U.S. and South Korea to Revise Trade Pact with Currency Side Deal

The United States and South Korea have reached agreement on a revised trade pact that includes a side deal aimed at deterring competitive currency devaluation by Seoul and provides relief from U.S. tariffs on steel, senior Trump administration officials said on Tuesday, CNBC informed.

South Korea’s steel exports to the U.S. will fall by about 30 percent, but the Asian country is still subject to a 10 percent aluminum tariff.

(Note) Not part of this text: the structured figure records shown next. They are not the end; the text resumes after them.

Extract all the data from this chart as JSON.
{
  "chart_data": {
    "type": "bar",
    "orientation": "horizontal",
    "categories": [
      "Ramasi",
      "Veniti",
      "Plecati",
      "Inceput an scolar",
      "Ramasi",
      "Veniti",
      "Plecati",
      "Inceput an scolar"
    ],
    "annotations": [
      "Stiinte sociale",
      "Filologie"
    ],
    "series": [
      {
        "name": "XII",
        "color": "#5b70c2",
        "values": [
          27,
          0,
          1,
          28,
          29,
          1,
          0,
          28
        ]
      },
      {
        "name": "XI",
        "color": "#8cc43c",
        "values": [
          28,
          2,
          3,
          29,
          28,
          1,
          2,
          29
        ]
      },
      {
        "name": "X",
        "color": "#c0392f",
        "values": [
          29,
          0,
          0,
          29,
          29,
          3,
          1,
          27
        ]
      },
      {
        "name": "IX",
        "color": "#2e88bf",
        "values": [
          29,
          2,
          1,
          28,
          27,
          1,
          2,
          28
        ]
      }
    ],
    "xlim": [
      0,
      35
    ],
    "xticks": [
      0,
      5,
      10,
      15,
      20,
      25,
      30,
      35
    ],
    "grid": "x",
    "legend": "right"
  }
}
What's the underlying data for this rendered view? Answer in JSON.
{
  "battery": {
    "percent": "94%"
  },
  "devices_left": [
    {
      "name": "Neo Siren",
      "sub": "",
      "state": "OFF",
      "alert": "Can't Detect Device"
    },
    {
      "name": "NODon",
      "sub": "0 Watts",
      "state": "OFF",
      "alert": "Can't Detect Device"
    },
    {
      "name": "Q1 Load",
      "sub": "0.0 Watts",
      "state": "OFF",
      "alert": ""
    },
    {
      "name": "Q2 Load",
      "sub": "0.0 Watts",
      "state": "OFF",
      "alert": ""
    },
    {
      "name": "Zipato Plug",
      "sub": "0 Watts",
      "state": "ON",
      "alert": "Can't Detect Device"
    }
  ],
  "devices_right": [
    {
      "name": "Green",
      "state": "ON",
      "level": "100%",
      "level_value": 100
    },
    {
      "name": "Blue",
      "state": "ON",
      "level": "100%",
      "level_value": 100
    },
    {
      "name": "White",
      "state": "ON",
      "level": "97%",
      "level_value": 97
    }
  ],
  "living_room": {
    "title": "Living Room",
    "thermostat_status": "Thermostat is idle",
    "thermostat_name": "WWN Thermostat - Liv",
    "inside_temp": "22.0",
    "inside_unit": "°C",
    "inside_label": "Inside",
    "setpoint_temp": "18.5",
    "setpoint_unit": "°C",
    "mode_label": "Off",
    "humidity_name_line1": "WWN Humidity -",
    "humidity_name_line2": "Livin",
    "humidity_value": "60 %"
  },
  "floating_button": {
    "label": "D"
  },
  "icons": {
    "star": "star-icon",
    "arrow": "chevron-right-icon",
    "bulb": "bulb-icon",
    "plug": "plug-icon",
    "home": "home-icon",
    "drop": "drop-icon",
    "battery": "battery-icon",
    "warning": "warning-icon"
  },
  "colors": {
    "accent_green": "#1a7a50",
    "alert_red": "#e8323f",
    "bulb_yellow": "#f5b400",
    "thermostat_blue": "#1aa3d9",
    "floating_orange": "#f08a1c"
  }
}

The officials told reporters that the deal includes provisions outlined by South Korean officials on Monday, including a 20-year extension of the 25 percent U.S. tariff on pickup trucks and a doubling of the Korean import cap on autos that meet U.S. specifications to 50,000 per manufacturer per year.

The agreement, cobbled together quickly with only a few rounds of negotiations under Trump’s threat of withdrawal, will include a side-letter that requires South Korea to provide increased transparency of its foreign exchange interventions, with commitments to avoid won devaluations for competitive purposes.

The currency deal, of which the final details are still being negotiated between the U.S. Treasury and South Korea’s Ministry of Strategy and Finance, is considered a “side letter” that will not be enforceable with trade sanctions.

Many U.S. lawmakers, particularly Democrats, had opposed the 2015 Trans-Pacific Partnership trade deal because it had a similar currency manipulation side agreement that could not be enforced. The revised KORUS will be the first U.S. trade deal with a currency side deal.